1) Fringe - I've begun watching JJ Abrams' latest television program on the recomendation of a friend, and while it's not nearly the show that Lost is, much of what I love about Lost is present here: the continually-unfurling "mythology," the sense of unfocused, all-inclusive dread, the makeshift family created by the show's main characters. Nothing creeps me out like "body horror," a specific subset of horror devoted to the ways in which our bodies can betray us. Take that, add a healthy dollop of X-Files-esque governmental and corporate paranoia, and you've got the basic world of the show. I'm 2/3's of the way through season 1 on DVD and I'm convinced its the optimal way to absorb it. While the basic procedural aspect of the show is somewhat repetitive (something awful happens to someone in the pre-credits sequence, usually killing a number of bystanders in the process, the Fringe team is brought in, they solve the case, some hints about The Pattern are revealed), that repetition isn't as annoying when you're able to pass straight through a subpar episode to a fantastic one. John Noble's performance as a troubled, formerly-incarcerated genius is reason enough to recommend the show. I never thought I'd see the day where Pacey from Dawson's Creek would act (and act well) in a show I enjoyed, but that day has arrived.
2) Mister B. Gone - I used to be quite a Clive Barker fan. At one point I even had the priviledge of meeting the man, and found him as kind and as welcoming as his early novels are cold and frightening. But Barker hasn't written a novel worth reading in some time, and while I still hold out hope for his legendarily-delayed Scarlet Gospels, Mister B. Gone further suggests that Barker's best days are long behind him. I didn't bother finishing this book, which is rare.
3) Another friend recommended ABC's remake of "V," so I gave the show two episodes worth of time to interest me.
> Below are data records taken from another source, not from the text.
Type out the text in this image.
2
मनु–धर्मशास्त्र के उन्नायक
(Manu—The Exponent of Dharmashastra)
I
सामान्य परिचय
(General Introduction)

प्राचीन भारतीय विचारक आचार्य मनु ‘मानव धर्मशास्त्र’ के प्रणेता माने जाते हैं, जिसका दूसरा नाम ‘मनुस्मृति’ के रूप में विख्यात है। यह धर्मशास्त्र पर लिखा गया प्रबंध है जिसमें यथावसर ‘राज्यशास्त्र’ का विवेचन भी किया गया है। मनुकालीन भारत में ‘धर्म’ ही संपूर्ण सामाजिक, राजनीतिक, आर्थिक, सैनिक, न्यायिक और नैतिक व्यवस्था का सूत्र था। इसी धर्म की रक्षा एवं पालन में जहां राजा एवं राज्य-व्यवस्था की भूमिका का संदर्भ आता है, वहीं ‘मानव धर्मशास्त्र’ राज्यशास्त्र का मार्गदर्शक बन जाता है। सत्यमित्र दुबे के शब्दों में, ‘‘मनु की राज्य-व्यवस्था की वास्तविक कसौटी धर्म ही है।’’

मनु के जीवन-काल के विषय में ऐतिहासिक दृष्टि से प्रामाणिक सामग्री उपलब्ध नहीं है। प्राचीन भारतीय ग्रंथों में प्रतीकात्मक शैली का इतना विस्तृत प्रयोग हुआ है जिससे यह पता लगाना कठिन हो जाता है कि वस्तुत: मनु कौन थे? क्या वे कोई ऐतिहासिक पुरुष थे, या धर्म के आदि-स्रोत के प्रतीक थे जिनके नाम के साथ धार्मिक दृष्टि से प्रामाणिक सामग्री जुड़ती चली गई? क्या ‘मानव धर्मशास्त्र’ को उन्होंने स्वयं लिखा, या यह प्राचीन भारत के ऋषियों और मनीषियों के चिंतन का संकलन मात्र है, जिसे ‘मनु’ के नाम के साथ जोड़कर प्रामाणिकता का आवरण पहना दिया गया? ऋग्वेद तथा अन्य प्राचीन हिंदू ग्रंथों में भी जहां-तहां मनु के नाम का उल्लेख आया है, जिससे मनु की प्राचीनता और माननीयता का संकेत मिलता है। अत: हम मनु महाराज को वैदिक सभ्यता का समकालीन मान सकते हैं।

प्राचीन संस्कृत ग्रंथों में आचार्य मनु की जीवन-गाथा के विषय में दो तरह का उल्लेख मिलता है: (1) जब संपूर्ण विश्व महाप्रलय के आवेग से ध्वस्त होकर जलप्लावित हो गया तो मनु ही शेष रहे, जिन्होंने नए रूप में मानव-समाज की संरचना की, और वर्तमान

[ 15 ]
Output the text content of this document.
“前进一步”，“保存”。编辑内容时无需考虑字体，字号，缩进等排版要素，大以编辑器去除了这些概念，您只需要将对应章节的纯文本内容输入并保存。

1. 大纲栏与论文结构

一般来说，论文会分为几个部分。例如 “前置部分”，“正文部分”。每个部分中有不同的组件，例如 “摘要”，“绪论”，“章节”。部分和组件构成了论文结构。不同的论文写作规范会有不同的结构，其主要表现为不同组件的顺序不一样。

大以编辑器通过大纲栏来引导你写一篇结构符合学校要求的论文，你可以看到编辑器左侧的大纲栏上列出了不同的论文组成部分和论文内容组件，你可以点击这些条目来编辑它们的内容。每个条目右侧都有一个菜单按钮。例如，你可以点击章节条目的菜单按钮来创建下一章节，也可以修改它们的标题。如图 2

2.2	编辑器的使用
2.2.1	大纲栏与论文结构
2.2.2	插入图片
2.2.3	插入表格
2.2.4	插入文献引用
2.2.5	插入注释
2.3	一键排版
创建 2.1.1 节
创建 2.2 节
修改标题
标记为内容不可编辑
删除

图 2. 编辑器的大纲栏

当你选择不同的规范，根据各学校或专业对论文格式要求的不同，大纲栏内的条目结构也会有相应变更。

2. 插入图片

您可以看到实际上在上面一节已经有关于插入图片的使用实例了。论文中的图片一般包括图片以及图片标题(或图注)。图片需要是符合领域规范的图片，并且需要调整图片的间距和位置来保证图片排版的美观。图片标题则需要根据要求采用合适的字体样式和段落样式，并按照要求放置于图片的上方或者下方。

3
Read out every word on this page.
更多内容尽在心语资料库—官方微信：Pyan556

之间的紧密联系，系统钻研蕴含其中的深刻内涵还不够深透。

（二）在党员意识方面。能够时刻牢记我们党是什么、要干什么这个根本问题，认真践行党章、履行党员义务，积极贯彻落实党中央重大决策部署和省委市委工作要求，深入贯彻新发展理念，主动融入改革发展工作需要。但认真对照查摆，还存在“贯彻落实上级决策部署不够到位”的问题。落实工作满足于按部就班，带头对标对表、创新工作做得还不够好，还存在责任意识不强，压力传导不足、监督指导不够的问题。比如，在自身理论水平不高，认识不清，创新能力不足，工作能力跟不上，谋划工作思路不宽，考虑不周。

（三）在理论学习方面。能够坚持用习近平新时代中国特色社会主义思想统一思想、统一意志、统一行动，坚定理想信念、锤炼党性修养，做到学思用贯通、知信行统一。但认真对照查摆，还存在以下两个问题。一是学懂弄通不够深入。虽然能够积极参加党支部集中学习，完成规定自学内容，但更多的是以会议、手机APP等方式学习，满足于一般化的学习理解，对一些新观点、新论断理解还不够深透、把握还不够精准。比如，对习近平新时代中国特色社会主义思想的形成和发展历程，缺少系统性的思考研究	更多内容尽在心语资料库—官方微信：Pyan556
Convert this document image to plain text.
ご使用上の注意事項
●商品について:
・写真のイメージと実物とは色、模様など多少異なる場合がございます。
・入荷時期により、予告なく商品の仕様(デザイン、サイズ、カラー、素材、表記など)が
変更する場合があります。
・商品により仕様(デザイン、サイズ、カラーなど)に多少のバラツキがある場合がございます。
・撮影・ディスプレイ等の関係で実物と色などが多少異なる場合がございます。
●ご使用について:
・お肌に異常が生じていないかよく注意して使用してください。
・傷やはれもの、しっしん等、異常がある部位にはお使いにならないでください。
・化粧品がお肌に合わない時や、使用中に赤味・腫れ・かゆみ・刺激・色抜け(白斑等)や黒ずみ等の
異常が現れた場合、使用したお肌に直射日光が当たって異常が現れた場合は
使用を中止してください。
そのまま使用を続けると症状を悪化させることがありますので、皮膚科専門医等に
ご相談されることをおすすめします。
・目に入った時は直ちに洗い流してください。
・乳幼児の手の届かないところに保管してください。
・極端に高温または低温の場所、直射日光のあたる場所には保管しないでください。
Not only did it fail in this simple task, it pulled off the difficult feat of making me feel hate for it. This is a perfect example of how to fuck up a story. First, assume your entire audience is filled with gibbering Gibbons without higher brain functions. Then hit that audience over the head repeatedly with your plot, as if bludgeoning them for having the gall to want to be treated as humans, not Gibbons. Then add a zesty mix of hammy overacting, awful effects, and a haircut that makes the stunning Morena Baccarin look like a ten year old boy with a rare bone disease. I loathed "V," and have subsequently exorcised it's malevolent spectre from my Tivo utilizing a bottle of holy water, a copy of the King James Bible, and a hammer. I cast thee out, "V." Ne'er darken my doorstep again.